I revisited Fiddler on the Roof kicking and screaming. The problem wasn’t musicals; West Side Story is one of my favorite films. The problem was my memories. You see, Fiddler was one of my Grandpa’s most beloved movies, and, bless his heart, he tried on more than one occasion to make it mine. Let’s face it – as a kid, there were cooler movies to like. I was living in the world of Jurassic Park and Jaws. A quaint film about singing Jews was the last thing on my wish list.
Thankfully, with age comes maturity, and I eventually decided to give the movie one more try. Grandpa was right. Fiddler is a wonderful film – a soaring epic about strange people with strange practices struggling with problems familiar to us all.
The town is Anateyka. The slogan is “tradition.” Being a Jew here means ordering your life around a carefully prescribed set of customs. Work grinds to a halt at the end of the week to make way for the Sabbath. A nosy lady named the “matchmaker” stops by uninvited to give advice on potential suitors. And, at the mere shake of a hand, the man of the house decides which husbands will marry his daughters.
This last custom is the one on center stage in Fiddler. Tevye, the main character of the story, has three daughters of marrying age: Tzeitel, Hodel, and Chava. But as determined as Tevye is to handpick their husbands, his daughter’s hearts are blinded by love. Thus, Tevye faces a dilemma: over-rule the men they’ve chosen in the name of tradition or give in and relinquish authority as the man of the house.
Dancing Through Life
Tevye is a good father. He graciously places his daughters’ happiness above his pride. Played perfectly by the actor Topol, Tevye is an inspiring portrait of a Godly man. He tirelessly tends to his family’s needs, he is affectionate and selfless to everyone he meets, and he is a man of good humor who takes both poverty and affliction in stride. Tevye also maintains a unique relationship with God – talking to Him out loud like a close friend, and chiding Him playfully when problems arise. This is what a life of “praying without ceasing” looks like.
However, Fiddler is more than a mere character study. This is a film filled to the brim with music, dancing, and joy. The Jews of Anateyka know oppression – they are governed by a Czar hell-bent on driving them away from the city gates. But they have learned to be joyful despite the circumstance. And when there is a cause for celebration, they know how to party.
On a visceral level, the movie works wonders – due mainly to the soundtrack. These are playful, catchy, gorgeous songs that pump the movie full of life and single-handedly earn the film‘s classic status. “If I Were a Rich Man,” “Sunrise Sunset,” “Tradition” – these are songs most people know that haven’t even seen the movie, and there isn’t a weak one in the bunch.

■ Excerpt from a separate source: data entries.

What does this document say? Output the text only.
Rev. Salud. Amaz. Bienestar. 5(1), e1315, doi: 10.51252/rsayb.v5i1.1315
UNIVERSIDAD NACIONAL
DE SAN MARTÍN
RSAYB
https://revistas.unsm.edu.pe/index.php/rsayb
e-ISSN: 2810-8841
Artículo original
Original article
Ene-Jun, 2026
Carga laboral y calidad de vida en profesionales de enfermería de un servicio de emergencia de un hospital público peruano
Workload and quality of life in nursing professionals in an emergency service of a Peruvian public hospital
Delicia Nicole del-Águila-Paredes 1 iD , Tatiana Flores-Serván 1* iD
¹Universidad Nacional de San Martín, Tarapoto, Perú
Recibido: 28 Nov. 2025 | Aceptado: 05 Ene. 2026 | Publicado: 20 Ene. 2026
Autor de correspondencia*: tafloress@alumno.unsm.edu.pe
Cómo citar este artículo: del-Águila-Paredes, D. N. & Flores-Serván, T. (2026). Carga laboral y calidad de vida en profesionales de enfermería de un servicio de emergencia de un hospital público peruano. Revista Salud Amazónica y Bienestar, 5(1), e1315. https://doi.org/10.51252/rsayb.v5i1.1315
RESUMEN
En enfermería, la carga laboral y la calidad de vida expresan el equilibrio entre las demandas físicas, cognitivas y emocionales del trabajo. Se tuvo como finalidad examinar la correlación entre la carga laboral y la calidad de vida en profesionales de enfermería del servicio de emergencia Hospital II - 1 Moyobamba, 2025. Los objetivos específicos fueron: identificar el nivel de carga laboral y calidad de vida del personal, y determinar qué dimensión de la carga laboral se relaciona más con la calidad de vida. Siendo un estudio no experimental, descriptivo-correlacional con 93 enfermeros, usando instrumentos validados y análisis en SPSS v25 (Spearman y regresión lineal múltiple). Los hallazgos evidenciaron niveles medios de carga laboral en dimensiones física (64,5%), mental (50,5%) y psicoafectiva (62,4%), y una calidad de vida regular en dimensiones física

But I guess that should be expected of a musical. What’s more surprising is how well the filmmaking holds up. The sets, direction, and cinematography on display here are remarkably top-notch. And unlike many play-to-film adaptations, nothing feels artificial.
But the most surprising thing of all is how applicable the themes in Fiddler are to modern day audiences. One with particular resonance for me was the trials of parenthood. I have three boys – ages 7, 5, and 2. But it was just last week that I brought them home from the hospital for the first time. Just a few days ago that they still couldn’t crawl yet. Just yesterday that they took their first, wobbly steps. Time as a parent flies by. And no matter how far away it seems now, I know letting go will be one of the hardest things I’ll face. One minute, daddy is center stage. The next, a spouse is there to replace him.
But letting go is doubly hard when children turn their back on your values. Try as I might to instill Godliness in my sons, there may come a time when they go their own way. And then, like Tevye, I’ll be faced with a choice: harden my heart in the name of tradition or love them anyway in the name of grace. I can’t say for sure what my choice would be, having never faced such a decision. But I do know one thing: when I was lost in the hell of my own making, I’m glad God chose love.
Fiddlers on the Roof
At various points in Fiddler, a musician is seen playing a violin on the rooftops of Anateyka. Who is this fiddler on the roof? I think the title can be taken on two levels. The first is the plight of the Jews. Here is a race that has been persecuted for centuries. One need only look at the Holocaust, or the end of Fiddler itself, to understand this portrait of a lonely fiddler desperately scratching out his tune on the precarious precipice of life and death.
But I feel the title has an even broader implication. One I never grasped as a raw, untested youth. I think we are all fiddlers on the roof. The foundation we live on – this thing called life – is a path fraught with unpredictability. Trials, sorrow, disease, and death – these aren’t abstract concepts. They’re reality. And yet we go on, joyously playing the song we’ve been given; hoping beyond hope that when it’s all said and done – when gravity finally wins – our music will carry on through the night.